Janet Yellen, now the perceived front-runner, is regarded as being more supportive than Summers of the equity-friendly monetary stimulus at the Fed, which meets this week to discuss the future direction of policy with many expecting some form of winding down to begin.
“This news shouldn’t change the expectations or likely impact of this week’s FOMC decision, as the markets’ main concern for this event will remain quantitative easing tapering guidance and changes in the dovish tone of the Fed’s statement,” Adam Seagrave, a trader at Saxo Bank, said.
Britain’s top share index rose 39.41 points or 0.6 percent by 6,623.21, by 0725 GMT, with the index trading close to its all time high of 6,950.60.
Many investors attribute its strength to the easy monetary policies across the globe, which has kept returns on bonds and cash at record low level and boosted the appeal of equities, leaving the Fed at risk of disappointing investors.
“A tapering larger than $15 billion, leaving $70 billion per month of quantitative easing, would be a negative for the equity market,” Gerard Lane, strategist at Shore Capital, said
“How the FOMC respond to the 100 basis point rise in mortgage rates since tapering talk emerged and the subsequent slowing of the U.S. housing market will be studied for clues about future steps of policy,” he said.

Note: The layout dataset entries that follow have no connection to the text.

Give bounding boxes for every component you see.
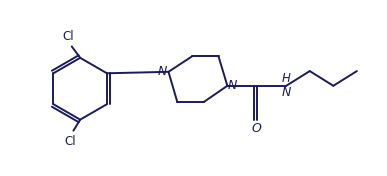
Text: N: N (228, 78, 238, 92)
Text: Cl: Cl (62, 30, 74, 43)
Text: O: O (252, 122, 262, 135)
Text: N: N (281, 86, 291, 99)
Text: N: N (158, 65, 167, 78)
Text: Cl: Cl (65, 134, 76, 147)
Text: H: H (282, 72, 291, 85)
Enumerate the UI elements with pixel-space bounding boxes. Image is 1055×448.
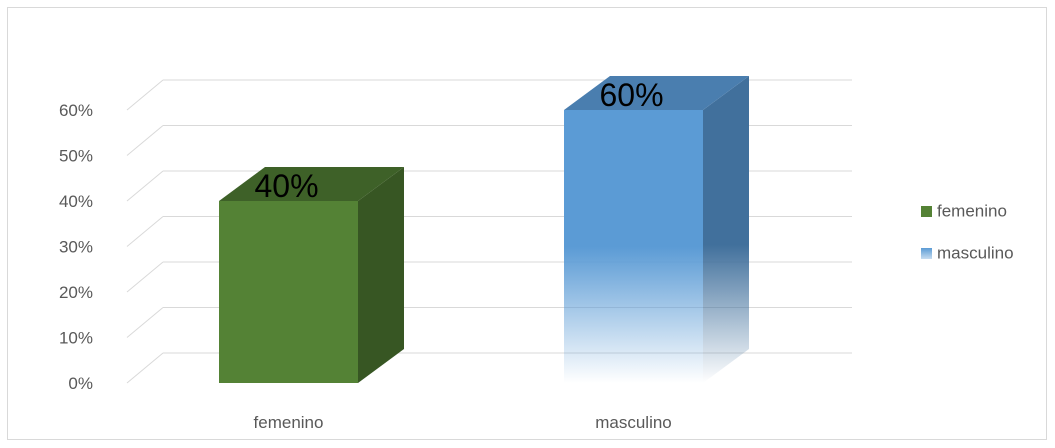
data-label: 40% <box>254 168 318 204</box>
y-axis-tick-labels: 0% 10% 20% 30% 40% 50% 60% <box>59 101 93 393</box>
x-tick-label: masculino <box>595 413 672 432</box>
y-tick-label: 30% <box>59 238 93 257</box>
legend-swatch <box>921 206 932 217</box>
legend-item-femenino: femenino <box>921 202 1007 221</box>
legend-label: femenino <box>937 202 1007 221</box>
gridline-diagonal <box>126 125 164 156</box>
y-tick-label: 10% <box>59 329 93 348</box>
legend: femenino masculino <box>921 202 1014 263</box>
x-tick-label: femenino <box>254 413 324 432</box>
legend-item-masculino: masculino <box>921 244 1014 263</box>
bar-side-face <box>358 167 404 383</box>
bar-side-face <box>703 76 749 383</box>
y-tick-label: 50% <box>59 147 93 166</box>
legend-label: masculino <box>937 244 1014 263</box>
bar-femenino <box>219 167 404 383</box>
gridline-diagonal <box>126 307 164 338</box>
bar-front-face <box>219 201 358 383</box>
bar-top-face <box>219 167 404 201</box>
gridline-diagonal <box>126 216 164 247</box>
chart-frame <box>7 7 1047 440</box>
y-tick-label: 40% <box>59 192 93 211</box>
y-tick-label: 20% <box>59 283 93 302</box>
gridline-diagonal <box>126 79 164 111</box>
bar-front-face <box>564 110 703 383</box>
y-tick-label: 60% <box>59 101 93 120</box>
data-labels: 40% 60% <box>254 77 663 204</box>
gridline-diagonal <box>126 261 164 293</box>
x-axis-tick-labels: femenino masculino <box>254 413 672 432</box>
bar-top-face <box>564 76 749 110</box>
gridline-diagonal <box>126 352 164 384</box>
bar-masculino <box>564 76 749 383</box>
bars <box>219 76 749 383</box>
data-label: 60% <box>599 77 663 113</box>
legend-swatch <box>921 248 932 259</box>
gridline-diagonal <box>126 170 164 202</box>
y-tick-label: 0% <box>68 374 93 393</box>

Miners contributed 13 points to the index’s gains with appetite for risk further whetted on signs of progress in Syria.
Financials including banks added 10 points to the FTSE 100, with Barclays the top individual gainer by weighting after Nomura double-upgraded the stock to “buy” from “reduce” citing its exposure to recent signs of improvement in the macro economy.
“More than 75 percent of (Barclays’) operations are geared to macro improvements, offsetting structural issues. With growth in the developed world likely to continue well into the start of next year, stocks geared to capital markets should see macroeconomic support,” Nomura said in a note.